Now, each of these countries has been sent a formal letter of notice by the European Commission as part of an official request for information. The notifications intend to investigate the national legislation and the restriction of gambling services in each of the six Member States, in order to ensure that the national regulations comply with the Treaty on the Functioning of the European Union.
According to a Commission press release, Member States in the EU are essentially able to set their own policies and objectives in terms of online gambling, and may restrict or limit the cross-border supply of any or all gambling services based on the safe-guarding of public interest and consumer protection, as well as to help protect against fraud and other criminal activities. However, the policies in place in each nation must also abide by EU laws and regulations.
Therefore, countries in the EU must demonstrate that any measures in question are suitable and necessary, and that any public interest objectives are consistently and systematically pursued. Each Member State is forbidden from undertaking, facilitating or tolerating any measures which would go against these objectives.
The proceedings mark the first time in more than five years that the Commission has opened a series of infringement proceedings against nations restricting the supply of gambling services, and comes after the European Parliament called for the launch of infringements against “member states that appear to breach EU law” reported back in September.

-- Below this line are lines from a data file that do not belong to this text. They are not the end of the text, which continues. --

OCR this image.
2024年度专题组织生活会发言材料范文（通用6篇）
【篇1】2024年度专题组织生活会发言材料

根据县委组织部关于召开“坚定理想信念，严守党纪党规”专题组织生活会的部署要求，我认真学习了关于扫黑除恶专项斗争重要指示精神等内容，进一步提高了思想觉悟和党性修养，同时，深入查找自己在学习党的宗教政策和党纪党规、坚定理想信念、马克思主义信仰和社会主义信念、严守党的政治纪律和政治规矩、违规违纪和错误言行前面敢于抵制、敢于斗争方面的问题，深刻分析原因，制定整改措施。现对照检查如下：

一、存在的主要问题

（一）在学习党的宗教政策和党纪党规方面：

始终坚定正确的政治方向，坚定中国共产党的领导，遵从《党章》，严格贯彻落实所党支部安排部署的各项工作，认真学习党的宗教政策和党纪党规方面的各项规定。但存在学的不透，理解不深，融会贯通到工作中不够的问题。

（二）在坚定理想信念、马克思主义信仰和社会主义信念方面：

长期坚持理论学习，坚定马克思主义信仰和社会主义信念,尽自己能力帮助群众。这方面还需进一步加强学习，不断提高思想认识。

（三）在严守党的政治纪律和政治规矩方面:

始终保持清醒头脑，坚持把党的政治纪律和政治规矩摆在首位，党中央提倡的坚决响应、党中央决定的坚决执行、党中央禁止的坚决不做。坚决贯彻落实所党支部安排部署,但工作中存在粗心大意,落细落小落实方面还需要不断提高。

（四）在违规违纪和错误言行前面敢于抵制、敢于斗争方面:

Infringement Proceedings Possible
If a state fails to observe its obligations under the Treaty of the Functioning of the European Union, then the European Commission has the power and authority to begin taking action against that state and propose infringement proceedings.
While each state typically is given two months to respond to each stage, the College of Commissioners must then vote in favor of a reasoned opinion, or continuing with court action, meaning any escalation of the proposed infringements would be a political decision.
Put simply, the Commission is looking to investigate whether or not the measures being taken by each state comply with the EU’s regulations of free movement of services. The process will investigate licensing procedures and conditions for the provision of gambling services, as well as transparency and coherence of national gambling policy and the equal treatment of service providers in each country for which doubt is applicable.
The move by the European Commission could well be beneficial for much of the gambling industry, as further clarity of the rules and regulations will be brought to light, and other Member States will be able to put in place commercially viable and effective legislation to avoid similar action with the guidelines laid out before them. Effectively, they can learn from the mistakes of others without having to go through the proceedings themselves.